My father sat in the armchair at the head of the table with a look of disbelief and shock on his face. He looked like he had seen a ghost. When I tried to speak, he simply raised his hand as if to shun me. “Don’t say a damn thing! Just keep your mouth shut, and give me a minute!”

So I stood there, staring at him for a while until he got up. With one swift move, he grabbed my poems from the table and threw them into the fire. I instinctively ran towards the fire, but he grabbed me and threw me on the floor.

“I have never hit a woman, but I might break that streak if you continue to test me! Go upstairs and go to bed now!”

I could not stop crying that night. I stayed up all night watching Grey’s Anatomy and trying to get over the horrors of last night. Fierce was in two days, and my poems were gone.  So I decided to sleep. I was so stressed, I just slept. I slept for two whole days. I was so emotionally drained, I couldn’t move.
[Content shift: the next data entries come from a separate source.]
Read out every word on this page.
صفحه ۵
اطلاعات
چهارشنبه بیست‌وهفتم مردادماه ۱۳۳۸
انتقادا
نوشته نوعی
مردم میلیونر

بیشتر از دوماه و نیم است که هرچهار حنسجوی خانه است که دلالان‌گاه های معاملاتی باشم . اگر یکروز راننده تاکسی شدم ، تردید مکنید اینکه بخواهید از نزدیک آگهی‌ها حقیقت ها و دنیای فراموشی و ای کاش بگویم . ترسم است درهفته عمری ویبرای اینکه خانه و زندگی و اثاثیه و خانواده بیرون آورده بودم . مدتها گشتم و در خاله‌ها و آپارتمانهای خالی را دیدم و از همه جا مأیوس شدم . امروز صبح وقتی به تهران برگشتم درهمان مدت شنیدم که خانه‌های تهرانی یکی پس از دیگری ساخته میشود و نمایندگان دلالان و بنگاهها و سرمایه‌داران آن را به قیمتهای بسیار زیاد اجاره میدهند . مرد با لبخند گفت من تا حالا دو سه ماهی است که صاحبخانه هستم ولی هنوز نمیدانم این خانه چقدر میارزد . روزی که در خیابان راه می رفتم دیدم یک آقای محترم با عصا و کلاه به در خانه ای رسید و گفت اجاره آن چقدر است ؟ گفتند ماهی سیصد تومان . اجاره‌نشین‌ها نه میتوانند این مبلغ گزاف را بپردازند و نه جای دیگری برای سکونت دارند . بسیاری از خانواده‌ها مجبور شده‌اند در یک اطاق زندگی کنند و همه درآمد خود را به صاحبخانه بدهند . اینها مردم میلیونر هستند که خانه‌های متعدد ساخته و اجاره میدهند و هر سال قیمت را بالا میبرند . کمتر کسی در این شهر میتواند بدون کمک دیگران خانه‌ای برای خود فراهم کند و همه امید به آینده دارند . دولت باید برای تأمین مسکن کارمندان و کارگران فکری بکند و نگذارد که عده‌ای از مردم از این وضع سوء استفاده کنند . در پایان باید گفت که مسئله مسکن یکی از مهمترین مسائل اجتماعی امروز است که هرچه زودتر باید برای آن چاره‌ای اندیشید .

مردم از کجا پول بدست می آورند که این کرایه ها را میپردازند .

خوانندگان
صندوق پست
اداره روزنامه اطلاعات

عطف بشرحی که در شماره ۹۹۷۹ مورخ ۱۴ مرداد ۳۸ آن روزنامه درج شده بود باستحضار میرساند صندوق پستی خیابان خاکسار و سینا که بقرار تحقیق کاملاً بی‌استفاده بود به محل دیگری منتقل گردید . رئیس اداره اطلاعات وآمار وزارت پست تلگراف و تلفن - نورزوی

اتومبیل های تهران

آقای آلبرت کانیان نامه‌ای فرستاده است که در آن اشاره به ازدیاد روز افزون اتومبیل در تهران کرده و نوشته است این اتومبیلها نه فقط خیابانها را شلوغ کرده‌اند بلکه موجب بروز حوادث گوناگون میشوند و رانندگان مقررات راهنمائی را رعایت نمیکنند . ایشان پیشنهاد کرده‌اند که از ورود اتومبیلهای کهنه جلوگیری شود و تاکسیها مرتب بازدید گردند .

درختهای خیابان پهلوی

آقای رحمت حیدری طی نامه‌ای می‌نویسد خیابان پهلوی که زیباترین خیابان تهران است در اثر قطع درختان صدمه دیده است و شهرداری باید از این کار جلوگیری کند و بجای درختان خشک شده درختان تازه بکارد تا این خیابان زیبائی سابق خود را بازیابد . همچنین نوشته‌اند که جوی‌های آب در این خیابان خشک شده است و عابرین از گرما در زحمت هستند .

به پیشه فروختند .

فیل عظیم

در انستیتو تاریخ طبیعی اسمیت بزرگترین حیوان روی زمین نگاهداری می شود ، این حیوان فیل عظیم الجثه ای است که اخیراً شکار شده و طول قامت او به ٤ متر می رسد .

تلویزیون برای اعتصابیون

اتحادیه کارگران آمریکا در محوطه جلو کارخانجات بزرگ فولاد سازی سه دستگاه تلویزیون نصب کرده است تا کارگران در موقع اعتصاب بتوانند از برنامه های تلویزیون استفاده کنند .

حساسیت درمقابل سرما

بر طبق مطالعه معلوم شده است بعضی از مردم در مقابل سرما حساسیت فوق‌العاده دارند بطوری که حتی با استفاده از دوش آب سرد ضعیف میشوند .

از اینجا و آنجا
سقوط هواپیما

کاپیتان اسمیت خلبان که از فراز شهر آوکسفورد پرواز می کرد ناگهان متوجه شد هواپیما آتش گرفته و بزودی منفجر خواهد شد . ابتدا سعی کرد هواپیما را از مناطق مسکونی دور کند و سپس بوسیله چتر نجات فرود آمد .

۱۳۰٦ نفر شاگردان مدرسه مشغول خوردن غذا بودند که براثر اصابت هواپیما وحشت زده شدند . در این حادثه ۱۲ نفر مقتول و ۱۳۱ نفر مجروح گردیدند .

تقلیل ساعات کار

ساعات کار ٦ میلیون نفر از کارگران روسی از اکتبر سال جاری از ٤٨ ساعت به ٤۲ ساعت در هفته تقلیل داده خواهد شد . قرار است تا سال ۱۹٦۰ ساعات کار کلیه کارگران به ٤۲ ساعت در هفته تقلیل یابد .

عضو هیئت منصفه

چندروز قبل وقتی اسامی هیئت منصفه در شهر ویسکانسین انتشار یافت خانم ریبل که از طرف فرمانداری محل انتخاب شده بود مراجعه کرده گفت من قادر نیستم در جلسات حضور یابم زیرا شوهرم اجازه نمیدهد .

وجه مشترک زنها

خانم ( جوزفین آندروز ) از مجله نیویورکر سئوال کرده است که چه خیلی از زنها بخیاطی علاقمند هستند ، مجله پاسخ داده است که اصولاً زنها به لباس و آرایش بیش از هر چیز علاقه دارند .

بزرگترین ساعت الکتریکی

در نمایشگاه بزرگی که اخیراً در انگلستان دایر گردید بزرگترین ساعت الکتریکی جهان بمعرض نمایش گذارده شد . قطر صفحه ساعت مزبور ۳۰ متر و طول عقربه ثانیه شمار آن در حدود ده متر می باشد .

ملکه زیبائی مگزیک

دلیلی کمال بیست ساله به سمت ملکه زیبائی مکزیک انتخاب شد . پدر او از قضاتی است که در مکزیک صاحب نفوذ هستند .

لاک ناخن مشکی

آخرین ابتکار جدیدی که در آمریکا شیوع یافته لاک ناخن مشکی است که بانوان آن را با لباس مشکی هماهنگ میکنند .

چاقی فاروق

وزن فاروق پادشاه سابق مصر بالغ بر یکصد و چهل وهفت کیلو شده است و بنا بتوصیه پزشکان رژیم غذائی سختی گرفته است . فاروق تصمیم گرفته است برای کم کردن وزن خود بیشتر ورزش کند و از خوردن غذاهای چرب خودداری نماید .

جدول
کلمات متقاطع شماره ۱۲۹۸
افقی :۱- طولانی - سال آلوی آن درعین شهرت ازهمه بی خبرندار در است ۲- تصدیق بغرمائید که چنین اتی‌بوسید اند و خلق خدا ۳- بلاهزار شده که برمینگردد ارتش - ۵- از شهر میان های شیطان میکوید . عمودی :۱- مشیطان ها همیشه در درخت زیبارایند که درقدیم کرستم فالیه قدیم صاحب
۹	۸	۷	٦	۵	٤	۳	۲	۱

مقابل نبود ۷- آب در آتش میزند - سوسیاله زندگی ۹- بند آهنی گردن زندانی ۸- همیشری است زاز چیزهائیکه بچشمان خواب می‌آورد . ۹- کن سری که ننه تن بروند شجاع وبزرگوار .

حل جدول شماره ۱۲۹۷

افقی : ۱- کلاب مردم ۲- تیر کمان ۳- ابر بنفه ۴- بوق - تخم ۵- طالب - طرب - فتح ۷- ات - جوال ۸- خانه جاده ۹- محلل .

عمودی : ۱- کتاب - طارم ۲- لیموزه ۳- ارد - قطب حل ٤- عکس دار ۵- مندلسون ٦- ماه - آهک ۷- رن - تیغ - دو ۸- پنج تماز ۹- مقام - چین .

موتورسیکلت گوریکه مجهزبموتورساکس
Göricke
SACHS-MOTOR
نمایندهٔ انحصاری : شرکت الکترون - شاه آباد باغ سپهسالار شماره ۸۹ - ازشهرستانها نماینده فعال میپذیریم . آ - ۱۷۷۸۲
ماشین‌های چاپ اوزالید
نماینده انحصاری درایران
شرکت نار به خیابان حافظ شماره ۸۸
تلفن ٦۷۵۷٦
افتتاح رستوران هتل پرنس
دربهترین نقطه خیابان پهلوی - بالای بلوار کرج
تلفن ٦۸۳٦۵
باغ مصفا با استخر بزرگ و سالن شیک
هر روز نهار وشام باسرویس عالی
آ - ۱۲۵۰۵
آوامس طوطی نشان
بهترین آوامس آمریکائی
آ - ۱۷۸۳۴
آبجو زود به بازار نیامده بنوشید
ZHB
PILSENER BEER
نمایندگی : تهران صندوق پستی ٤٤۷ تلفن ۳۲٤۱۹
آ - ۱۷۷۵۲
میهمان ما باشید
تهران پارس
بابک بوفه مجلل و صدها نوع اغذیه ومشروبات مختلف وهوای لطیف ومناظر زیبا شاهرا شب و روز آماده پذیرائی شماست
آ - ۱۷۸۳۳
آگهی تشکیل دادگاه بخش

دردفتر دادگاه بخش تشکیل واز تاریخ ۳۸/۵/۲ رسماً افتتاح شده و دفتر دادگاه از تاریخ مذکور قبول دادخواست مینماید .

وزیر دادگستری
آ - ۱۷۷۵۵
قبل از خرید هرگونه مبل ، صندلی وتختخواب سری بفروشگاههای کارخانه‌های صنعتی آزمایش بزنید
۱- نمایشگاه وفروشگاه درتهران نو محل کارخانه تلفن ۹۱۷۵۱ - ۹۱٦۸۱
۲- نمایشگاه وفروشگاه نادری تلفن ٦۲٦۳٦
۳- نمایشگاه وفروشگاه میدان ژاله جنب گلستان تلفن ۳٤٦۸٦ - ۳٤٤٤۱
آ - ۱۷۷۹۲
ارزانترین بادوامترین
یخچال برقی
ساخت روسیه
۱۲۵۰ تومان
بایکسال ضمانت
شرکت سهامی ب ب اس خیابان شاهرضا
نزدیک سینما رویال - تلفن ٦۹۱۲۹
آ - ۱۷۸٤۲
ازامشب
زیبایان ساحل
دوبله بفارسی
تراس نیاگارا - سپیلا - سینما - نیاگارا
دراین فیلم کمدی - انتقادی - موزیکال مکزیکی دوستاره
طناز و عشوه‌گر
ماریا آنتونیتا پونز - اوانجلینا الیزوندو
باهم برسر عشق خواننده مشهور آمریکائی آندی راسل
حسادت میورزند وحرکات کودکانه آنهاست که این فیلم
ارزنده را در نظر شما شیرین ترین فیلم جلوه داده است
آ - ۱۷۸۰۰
When I finally came to, I realized it was the day for my performance. I threw on some random clothes and ran downstairs to grab an apple. I nearly knocked down my sister as I ran out the door. I hopped onto the bus and rode it up to Emerson. It was pretty hard to relax because I had to perform in front of hundreds of people. I started reciting my poems on the bus so that I couldn’t forget them. I honestly wanted to run for the hills, but I knew that I had to do this and that it would pay off in the end. My stomach was flipping up and down so much, that when I got off the bus, I threw up on the side of the street. Through the retching and heaving, I could hear the poems vibrating through my body. A voice inside my head told me that everything was going to be fine. So I took a swig of water, pulled my hair back, and confidently marched into the school. As I walked in, everyone went quiet and let me pass. I calmly walked into the theater and waited to be introduced.

Mr. Kravis introduced Fierce and we walked up onto the stage, slowly but surely. The tech crew had positioned three microphones in the middle of the stage, and we hesitantly walked towards them. We held each other’s hands and gave each other encouraging looks. As we stepped forward, blinding rays of light hit us, and we became the complete center of attention in the theater. When I got up to the microphone, all of my nerves seemed to melt away, and I started reciting.

“They call me white. They call me black. They call me mixed. But what am I? Am I not just a person that deserves recognition for being great? Am I not just a normal girl that deserves to be treated with respect? Am I not just a person that wants to be free from stereotypes and biases? So who am I?”

I finished so strong, that the entire crowd stood up and clapped. They whooped and hollered at me. I was so happy and proud of myself. As I scanned the room, I saw my father in the back. He was smiling and clapping for me. I couldn’t believe it. In that moment, I knew I was going to be okay. I knew that I was going to be able to work everything out with my family because we’re family, and family always comes around.